El macho elige el sitio del nido y luego atrae a la hembra. Los nidos pueden estar en el suelo, en rocas, en  arrecifes sin vegetación, o en árboles en la cima, que pueden estar vivos cuando se forma una colonia de cormoranes por primera vez, pero que típicamente mueren después de unos pocos años de la acumulación de guano. Los nidos se construyen primero en el centro de una colonia y luego se expanden hacia afuera.

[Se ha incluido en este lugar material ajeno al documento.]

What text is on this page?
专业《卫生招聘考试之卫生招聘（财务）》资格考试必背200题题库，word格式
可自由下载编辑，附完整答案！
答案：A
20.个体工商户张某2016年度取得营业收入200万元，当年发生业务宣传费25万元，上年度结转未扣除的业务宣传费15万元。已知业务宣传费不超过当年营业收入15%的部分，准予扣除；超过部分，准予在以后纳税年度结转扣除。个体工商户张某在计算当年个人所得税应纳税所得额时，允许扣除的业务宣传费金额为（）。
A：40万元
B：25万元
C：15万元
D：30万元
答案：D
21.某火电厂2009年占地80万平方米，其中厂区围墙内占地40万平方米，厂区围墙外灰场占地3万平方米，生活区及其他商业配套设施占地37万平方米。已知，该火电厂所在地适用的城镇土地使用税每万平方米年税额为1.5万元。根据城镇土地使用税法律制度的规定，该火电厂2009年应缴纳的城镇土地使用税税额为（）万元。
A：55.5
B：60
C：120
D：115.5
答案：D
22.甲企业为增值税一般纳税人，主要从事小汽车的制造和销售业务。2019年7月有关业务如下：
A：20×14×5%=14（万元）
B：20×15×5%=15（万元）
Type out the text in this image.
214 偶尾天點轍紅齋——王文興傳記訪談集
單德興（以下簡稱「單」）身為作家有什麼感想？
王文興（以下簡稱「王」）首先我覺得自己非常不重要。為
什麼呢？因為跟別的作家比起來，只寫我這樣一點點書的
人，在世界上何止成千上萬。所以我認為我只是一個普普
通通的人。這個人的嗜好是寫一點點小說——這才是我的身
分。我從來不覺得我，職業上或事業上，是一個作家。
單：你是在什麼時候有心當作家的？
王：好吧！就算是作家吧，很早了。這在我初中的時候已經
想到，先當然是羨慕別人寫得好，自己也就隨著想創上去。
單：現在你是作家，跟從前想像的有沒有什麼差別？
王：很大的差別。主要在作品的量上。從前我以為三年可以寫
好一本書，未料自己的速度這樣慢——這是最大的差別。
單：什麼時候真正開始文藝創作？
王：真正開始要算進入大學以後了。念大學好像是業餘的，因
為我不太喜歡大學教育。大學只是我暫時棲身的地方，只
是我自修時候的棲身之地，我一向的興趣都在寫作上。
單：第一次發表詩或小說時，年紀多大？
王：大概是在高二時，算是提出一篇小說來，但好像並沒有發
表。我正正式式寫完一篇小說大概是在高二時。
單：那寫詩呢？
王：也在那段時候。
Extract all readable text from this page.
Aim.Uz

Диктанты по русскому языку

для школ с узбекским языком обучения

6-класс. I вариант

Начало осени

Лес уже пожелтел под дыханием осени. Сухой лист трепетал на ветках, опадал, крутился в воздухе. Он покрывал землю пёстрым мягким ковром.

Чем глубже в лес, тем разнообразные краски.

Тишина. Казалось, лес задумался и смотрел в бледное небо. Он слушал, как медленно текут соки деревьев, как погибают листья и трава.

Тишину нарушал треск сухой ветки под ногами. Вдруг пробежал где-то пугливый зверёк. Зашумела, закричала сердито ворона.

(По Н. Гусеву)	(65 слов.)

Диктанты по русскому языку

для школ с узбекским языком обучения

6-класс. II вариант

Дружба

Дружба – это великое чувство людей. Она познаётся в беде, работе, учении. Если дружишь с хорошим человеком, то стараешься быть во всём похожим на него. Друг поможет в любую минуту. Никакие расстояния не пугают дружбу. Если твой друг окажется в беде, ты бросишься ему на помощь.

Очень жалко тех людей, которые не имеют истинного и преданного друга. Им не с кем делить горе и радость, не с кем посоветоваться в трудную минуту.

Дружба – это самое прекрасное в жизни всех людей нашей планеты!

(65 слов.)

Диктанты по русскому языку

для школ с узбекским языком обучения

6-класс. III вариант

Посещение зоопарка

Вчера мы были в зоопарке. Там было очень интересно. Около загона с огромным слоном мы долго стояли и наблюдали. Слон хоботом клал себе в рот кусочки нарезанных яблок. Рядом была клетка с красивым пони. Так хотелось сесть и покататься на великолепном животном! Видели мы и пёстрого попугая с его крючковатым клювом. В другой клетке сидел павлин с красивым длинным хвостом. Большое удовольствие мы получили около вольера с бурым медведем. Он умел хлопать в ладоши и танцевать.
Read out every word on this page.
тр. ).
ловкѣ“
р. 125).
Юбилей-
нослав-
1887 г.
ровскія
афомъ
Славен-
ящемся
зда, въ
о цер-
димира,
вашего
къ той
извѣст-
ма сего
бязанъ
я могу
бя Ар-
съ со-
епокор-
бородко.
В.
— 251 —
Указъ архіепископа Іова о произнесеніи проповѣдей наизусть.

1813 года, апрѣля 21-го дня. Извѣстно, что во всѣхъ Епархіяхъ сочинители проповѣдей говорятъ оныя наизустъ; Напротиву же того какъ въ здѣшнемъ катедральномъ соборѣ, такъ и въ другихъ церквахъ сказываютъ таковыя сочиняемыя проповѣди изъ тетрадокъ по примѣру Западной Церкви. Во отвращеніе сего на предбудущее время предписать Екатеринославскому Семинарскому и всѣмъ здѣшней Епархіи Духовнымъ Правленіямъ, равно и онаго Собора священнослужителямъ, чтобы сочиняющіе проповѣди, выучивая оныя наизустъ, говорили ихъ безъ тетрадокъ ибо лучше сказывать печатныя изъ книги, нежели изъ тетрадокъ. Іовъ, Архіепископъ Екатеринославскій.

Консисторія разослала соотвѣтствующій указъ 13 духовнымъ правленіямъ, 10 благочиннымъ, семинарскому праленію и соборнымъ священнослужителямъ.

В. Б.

Ambas parejas de cormoranes de doble cresta trabajan en el nido, con el macho trayendo la mayor parte del material y la hembra haciendo la construcción. El nido está hecho en su mayor parte de palos del tamaño de los dedos, con algunas algas y restos flotantes, y forrado de hierba. Los nidos tienen un diámetro de 1.5 a 3 pies y una altura de 4 a 17 pulgadas; los nidos en el suelo tienden a ser más anchos que los nidos de los árboles, pero los nidos de los árboles tienen interiores más profundos. Los cormoranes reproductores roban fácilmente los materiales de anidación de un nido cercano que no está protegido.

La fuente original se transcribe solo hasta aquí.